Витька выковырял из упаковки две белые подушечки, положил в рот и стал жевать.
В комнате оперативников зазвонил служебный телефон, и все вновь уставились на него. Полина посмотрела на Голубева.
– Это он… майор звонит. Возьми трубку и скажи, чтобы топал сюда.
– Сама скажи, – ответил Голубев.
– А что? И скажу! – Полина взяла трубку и тут же услышала голос майора Пилюгина:
– Эй, кто там на проводе? Голубев, ты? Почему трубку не берете – звонил сто раз. Почему мобильники ни у кого не отвечают? Что у вас там происходит? Кто у телефона?
– Я у телефона, Полина Иванова, мужа которой ты упрятал в тюрьму, майор, и мой муж там помер. Вспомнил, Пилюгин? Мне тебя до смерти увидеть хочется. Так что приходи поскорее, мы тебя тут все с нетерпением ждем. А если не придешь, то… – Полина вдруг протянула трубку Голубеву. – На, объясни ему, что будет, если он не придет.

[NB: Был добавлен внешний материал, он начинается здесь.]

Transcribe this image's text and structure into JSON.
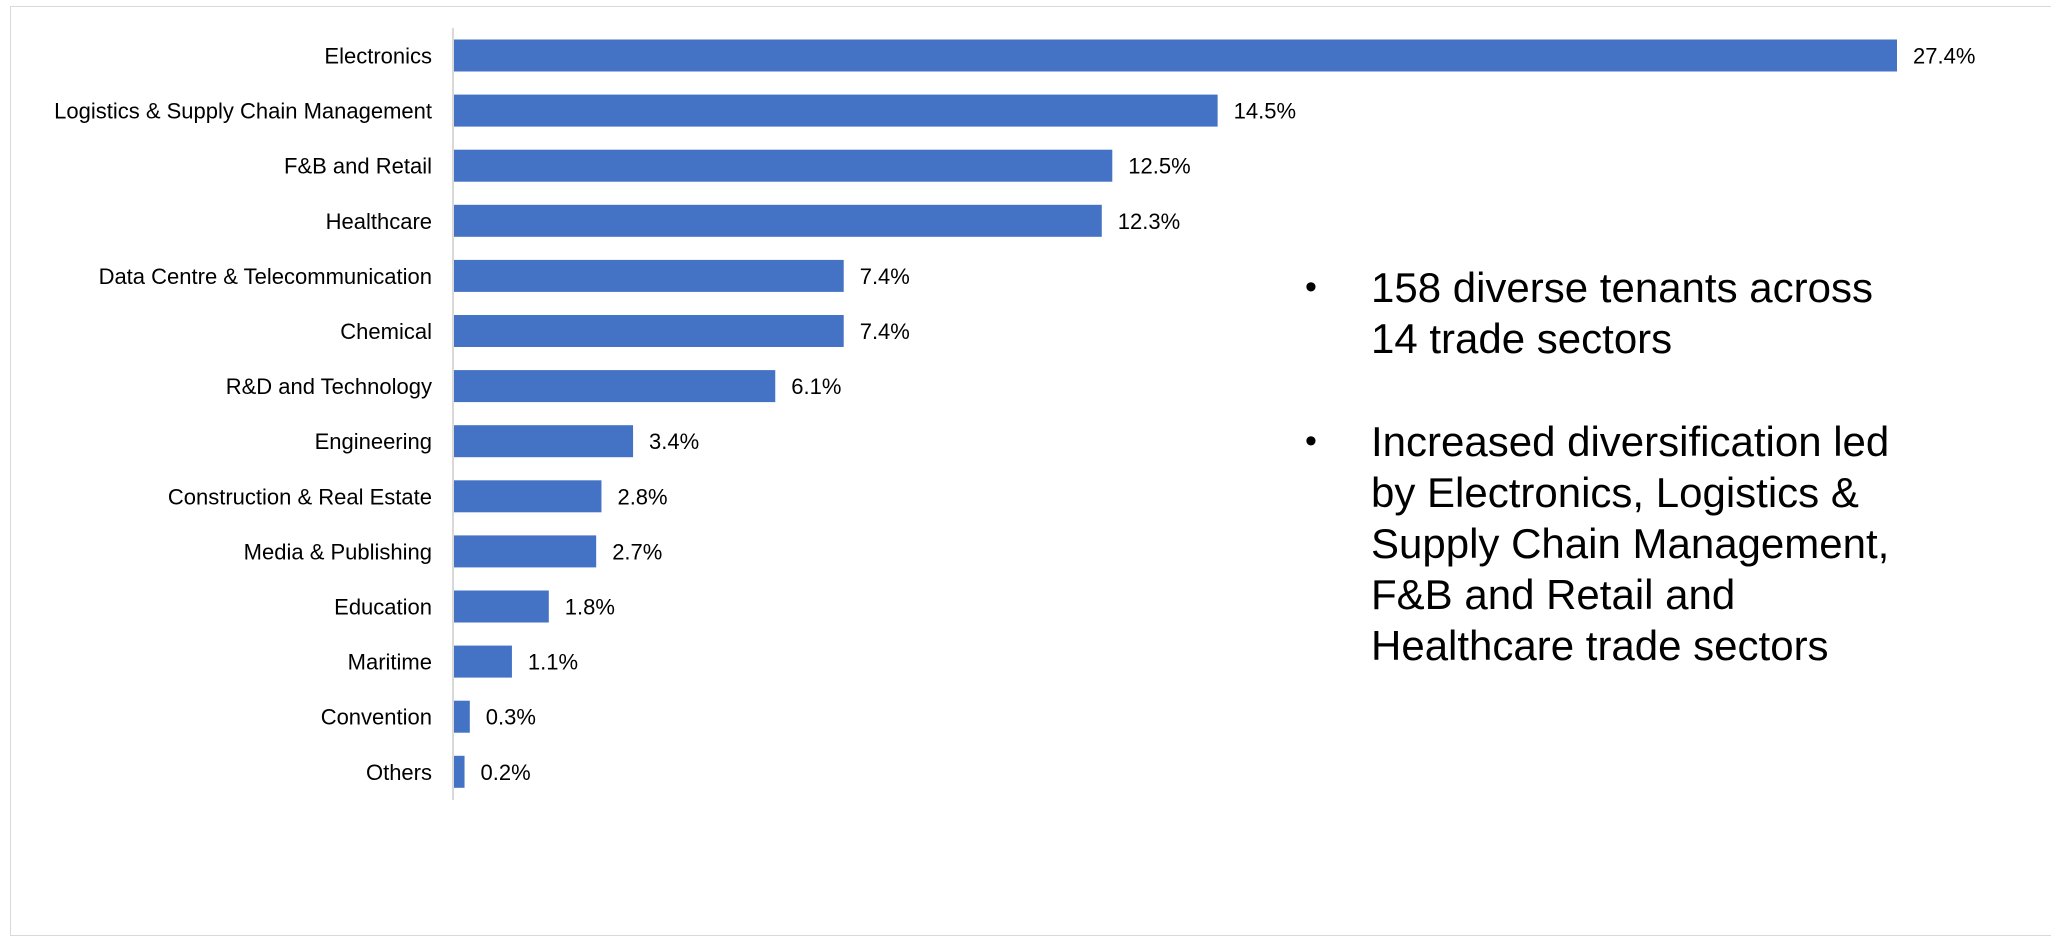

Голубев взял трубку. Полина потверже уперла ствол револьвера в сумку и положила палец на спусковой крючок.
– Голубев слушает, товарищ майор. Да, Полина Иванова здесь. Не знаю, как она прошла к нам, не знаю. Да, револьвер… и если бы только револьвер, товарищ майор. У нее с собой еще бутылка нитроглицерина!
– Какого нитроглицерина? – закричал Пилюгин, стоя в нескольких шагах от подъезда в райотдел, и пот выступил у него на лбу. – Откуда он у нее взялся? От сырости? А может, она этот нитроглицерин из-под крана на кухне набрала? Она вас на понт берет, а вы поверили! Опытные опера! Или кто вы? Чайники? Как взорвала? При вас взорвала? И что? Каплю? Ну, понял я, понял… Подожди, Голубев, я сейчас… – Пилюгин достал из кармана платок и промокнул взмокший лоб.

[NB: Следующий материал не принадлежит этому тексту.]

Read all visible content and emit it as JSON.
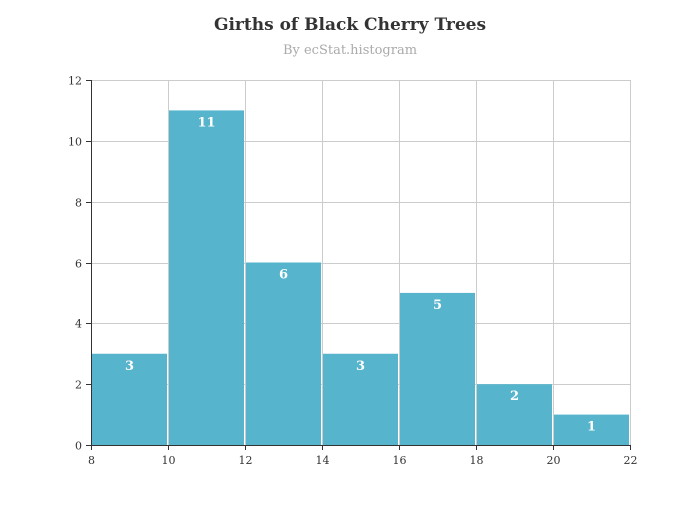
{
  "chart_data": {
    "type": "bar",
    "title": "Girths of Black Cherry Trees",
    "subtitle": "By ecStat.histogram",
    "bins": [
      {
        "x0": 8,
        "x1": 10,
        "value": 3
      },
      {
        "x0": 10,
        "x1": 12,
        "value": 11
      },
      {
        "x0": 12,
        "x1": 14,
        "value": 6
      },
      {
        "x0": 14,
        "x1": 16,
        "value": 3
      },
      {
        "x0": 16,
        "x1": 18,
        "value": 5
      },
      {
        "x0": 18,
        "x1": 20,
        "value": 2
      },
      {
        "x0": 20,
        "x1": 22,
        "value": 1
      }
    ],
    "xlim": [
      8,
      22
    ],
    "ylim": [
      0,
      12
    ],
    "xticks": [
      8,
      10,
      12,
      14,
      16,
      18,
      20,
      22
    ],
    "yticks": [
      0,
      2,
      4,
      6,
      8,
      10,
      12
    ],
    "grid": true,
    "bar_color": "#56b4cd",
    "bar_label_color": "#ffffff"
  }
}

Из подъезда выходили милиционеры, некоторые с недоумением оглядывались на Пилюгина. Один капитан спросил:
– Случилось чего, Пилюгин?
– Что? Нет, нет, ничего… это я со своими базарю…

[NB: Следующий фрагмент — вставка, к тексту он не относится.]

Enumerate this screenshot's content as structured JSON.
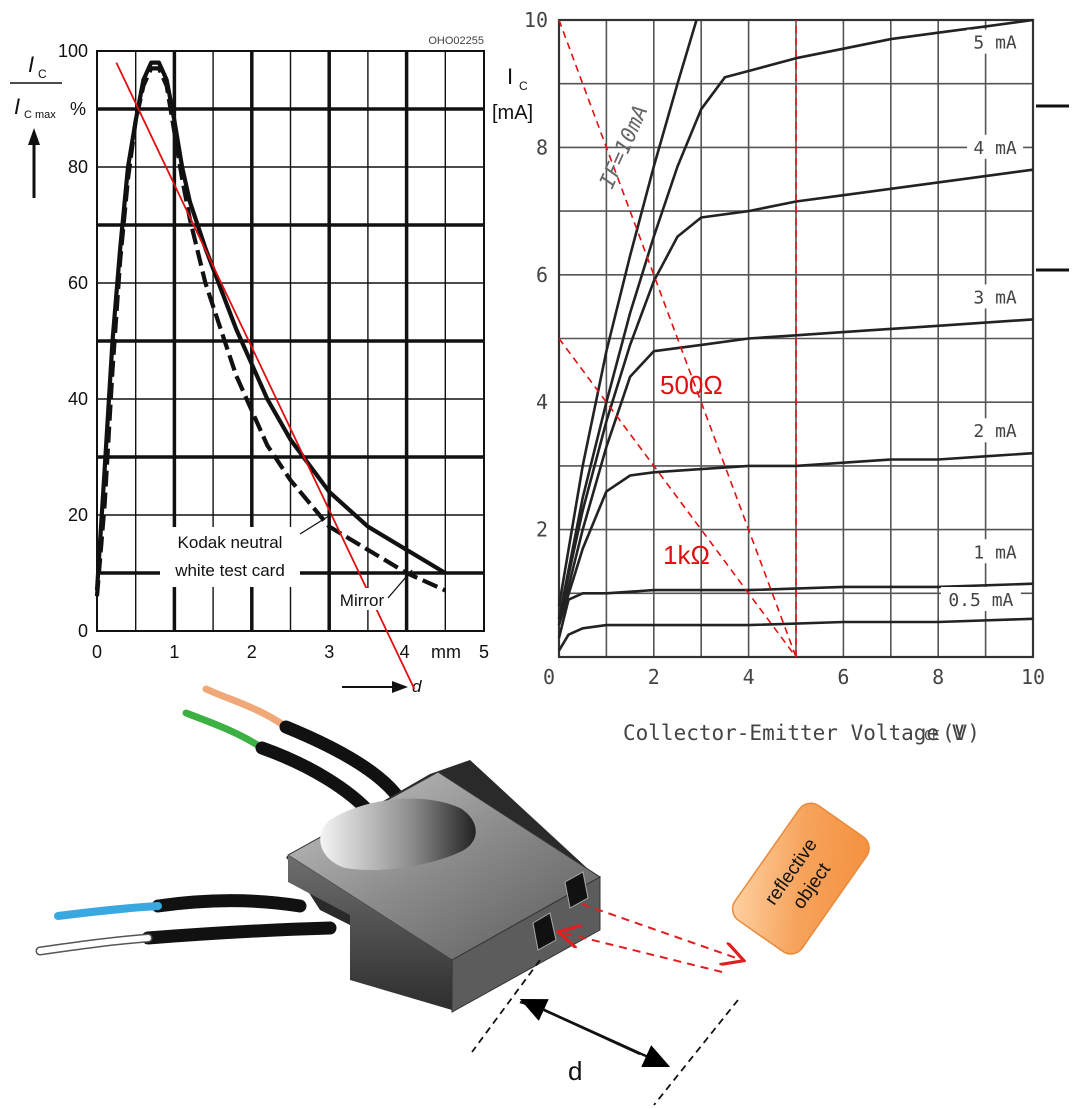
{
  "chart_data": [
    {
      "type": "line",
      "title": "",
      "code": "OHO02255",
      "ylabel": {
        "main": "I",
        "sub": "C",
        "den_main": "I",
        "den_sub": "C max",
        "unit": "%"
      },
      "xlabel": "d",
      "xunit": "mm",
      "xlim": [
        0,
        5
      ],
      "ylim": [
        0,
        100
      ],
      "xticks": [
        "0",
        "1",
        "2",
        "3",
        "4",
        "5"
      ],
      "yticks": [
        "0",
        "20",
        "40",
        "60",
        "80",
        "100"
      ],
      "grid": true,
      "annotations": [
        "Kodak neutral",
        "white test card",
        "Mirror"
      ],
      "series": [
        {
          "name": "Kodak neutral white test card",
          "style": "solid",
          "x": [
            0.0,
            0.1,
            0.2,
            0.3,
            0.4,
            0.5,
            0.6,
            0.7,
            0.8,
            0.9,
            1.0,
            1.1,
            1.2,
            1.4,
            1.6,
            1.8,
            2.0,
            2.2,
            2.5,
            3.0,
            3.5,
            4.0,
            4.5
          ],
          "y": [
            7,
            28,
            50,
            66,
            80,
            88,
            95,
            98,
            98,
            95,
            88,
            80,
            74,
            66,
            59,
            52,
            46,
            40,
            33,
            24,
            18,
            14,
            10
          ]
        },
        {
          "name": "Mirror",
          "style": "dashed",
          "x": [
            0.0,
            0.1,
            0.2,
            0.3,
            0.4,
            0.5,
            0.6,
            0.7,
            0.8,
            0.9,
            1.0,
            1.1,
            1.2,
            1.4,
            1.6,
            1.8,
            2.0,
            2.2,
            2.5,
            3.0,
            3.5,
            4.0,
            4.5
          ],
          "y": [
            6,
            22,
            45,
            64,
            78,
            88,
            94,
            97,
            97,
            94,
            86,
            78,
            71,
            60,
            52,
            44,
            38,
            32,
            26,
            18,
            14,
            10,
            7
          ]
        },
        {
          "name": "",
          "style": "red-line",
          "x": [
            0.25,
            4.1
          ],
          "y": [
            98,
            -10
          ]
        }
      ]
    },
    {
      "type": "line",
      "title": "",
      "ylabel": {
        "main": "I",
        "sub": "C",
        "unit": "[mA]"
      },
      "xlabel": "Collector-Emitter Voltage V",
      "xlabel_sub": "CE",
      "xlabel_unit": "(V)",
      "xlim": [
        0,
        10
      ],
      "ylim": [
        0,
        10
      ],
      "xticks": [
        "0",
        "2",
        "4",
        "6",
        "8",
        "10"
      ],
      "yticks": [
        "2",
        "4",
        "6",
        "8",
        "10"
      ],
      "grid": true,
      "annotations": [
        "IF=10mA",
        "500Ω",
        "1kΩ"
      ],
      "series": [
        {
          "name": "IF=10mA",
          "x": [
            0,
            0.5,
            1.0,
            1.5,
            2.0,
            2.5,
            2.9
          ],
          "y": [
            0.8,
            3.0,
            4.8,
            6.3,
            7.7,
            9.0,
            10.0
          ]
        },
        {
          "name": "5 mA",
          "x": [
            0,
            0.5,
            1.0,
            1.5,
            2.0,
            2.5,
            3.0,
            3.5,
            4.0,
            5.0,
            6.0,
            7.0,
            8.0,
            9.0,
            10.0
          ],
          "y": [
            0.6,
            2.5,
            4.0,
            5.4,
            6.6,
            7.7,
            8.6,
            9.1,
            9.2,
            9.4,
            9.55,
            9.7,
            9.8,
            9.9,
            10.0
          ]
        },
        {
          "name": "4 mA",
          "x": [
            0,
            0.5,
            1.0,
            1.5,
            2.0,
            2.5,
            3.0,
            4.0,
            5.0,
            6.0,
            7.0,
            8.0,
            9.0,
            10.0
          ],
          "y": [
            0.6,
            2.3,
            3.7,
            4.9,
            5.9,
            6.6,
            6.9,
            7.0,
            7.15,
            7.25,
            7.35,
            7.45,
            7.55,
            7.65
          ]
        },
        {
          "name": "3 mA",
          "x": [
            0,
            0.5,
            1.0,
            1.5,
            2.0,
            3.0,
            4.0,
            5.0,
            6.0,
            7.0,
            8.0,
            9.0,
            10.0
          ],
          "y": [
            0.5,
            2.0,
            3.3,
            4.4,
            4.8,
            4.9,
            5.0,
            5.05,
            5.1,
            5.15,
            5.2,
            5.25,
            5.3
          ]
        },
        {
          "name": "2 mA",
          "x": [
            0,
            0.5,
            1.0,
            1.5,
            2.0,
            3.0,
            4.0,
            5.0,
            6.0,
            7.0,
            8.0,
            9.0,
            10.0
          ],
          "y": [
            0.5,
            1.7,
            2.6,
            2.85,
            2.9,
            2.95,
            3.0,
            3.0,
            3.05,
            3.1,
            3.1,
            3.15,
            3.2
          ]
        },
        {
          "name": "1 mA",
          "x": [
            0,
            0.2,
            0.5,
            1.0,
            2.0,
            4.0,
            6.0,
            8.0,
            10.0
          ],
          "y": [
            0.3,
            0.9,
            1.0,
            1.0,
            1.05,
            1.05,
            1.1,
            1.1,
            1.15
          ]
        },
        {
          "name": "0.5 mA",
          "x": [
            0,
            0.2,
            0.5,
            1.0,
            2.0,
            4.0,
            6.0,
            8.0,
            10.0
          ],
          "y": [
            0.1,
            0.35,
            0.45,
            0.5,
            0.5,
            0.5,
            0.55,
            0.55,
            0.6
          ]
        },
        {
          "name": "500Ω",
          "style": "red-dashed",
          "x": [
            0,
            5
          ],
          "y": [
            10,
            0
          ]
        },
        {
          "name": "1kΩ",
          "style": "red-dashed",
          "x": [
            0,
            5
          ],
          "y": [
            5,
            0
          ]
        },
        {
          "name": "",
          "style": "red-dashed-vertical",
          "x": [
            5,
            5
          ],
          "y": [
            0,
            10
          ]
        }
      ]
    }
  ],
  "diagram": {
    "label_reflective": [
      "reflective",
      "object"
    ],
    "label_distance": "d",
    "colors": {
      "wire_orange": "#f0a878",
      "wire_green": "#3cb043",
      "wire_blue": "#3aa8e0",
      "wire_white": "#ffffff",
      "object_fill": "#f4a460",
      "beam": "#e02020"
    }
  }
}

– А-а, а то вид у тебя… Ну, ладно…
Пилюгин отошел подальше от подъезда, снова заговорил в трубку:
– Так, я понял. Чего она хочет? Меня? Понял, понял… За что? У нее крыша поехала, Голубев. Никак эту бутыль у нее отобрать нельзя? А вы пробовали? Понимаю… Давно так сидите? Тяните время, тяните! Она устанет так сидеть, понимаешь, устанет! В туалет захочет, в сон потянет… А я сейчас спецназ вызову… Что значит не надо? У тебя чего, Голубев, тоже крыша поехала?
– Ну-ка, дай я ему скажу, – потребовала Полина, и Голубев послушно протянул ей трубку.
– Надеешься, что устану, да? В туалет захочу? Бдительность притупится? Не надейся, Пилюгин, я этого не допущу. Я не буду ждать, пока ты спецназ организовывать будешь. Я тебе даю еще час. Если ты сюда не придешь один и без оружия, я взорву всех твоих оперов. Да, и себя, конечно. Нет, Пилюгин, тебе этого не понять – как это можно так с собой покончить? И не напрягайся, все равно не поймешь. Твои подчиненные погибнут, а ты жить останешься – трусом! И твои сослуживцы, и начальство – все будут знать, что ты трус, понял? И жена твоя будет знать, кто ты на самом деле. И дети твои вырастут и узнают, что их папаша – трусливая шкура! Своих товарищей подставил, чтобы свою шкуру спасти! – Она вся вздрагивала от ярости, и палец на спусковом крючке нервно дергался. – Тут так рванет, Пилюгин, что не только твои подчиненные пострадают – тут весь этаж разнесет! Так что приходи, тогда твои ребята смогут спокойно уйти… У тебя час есть, товарищ майор! – и Полина швырнула трубку на аппарат, яростными глазами посмотрела на оперов. Опера молчали, смотрели на Полину.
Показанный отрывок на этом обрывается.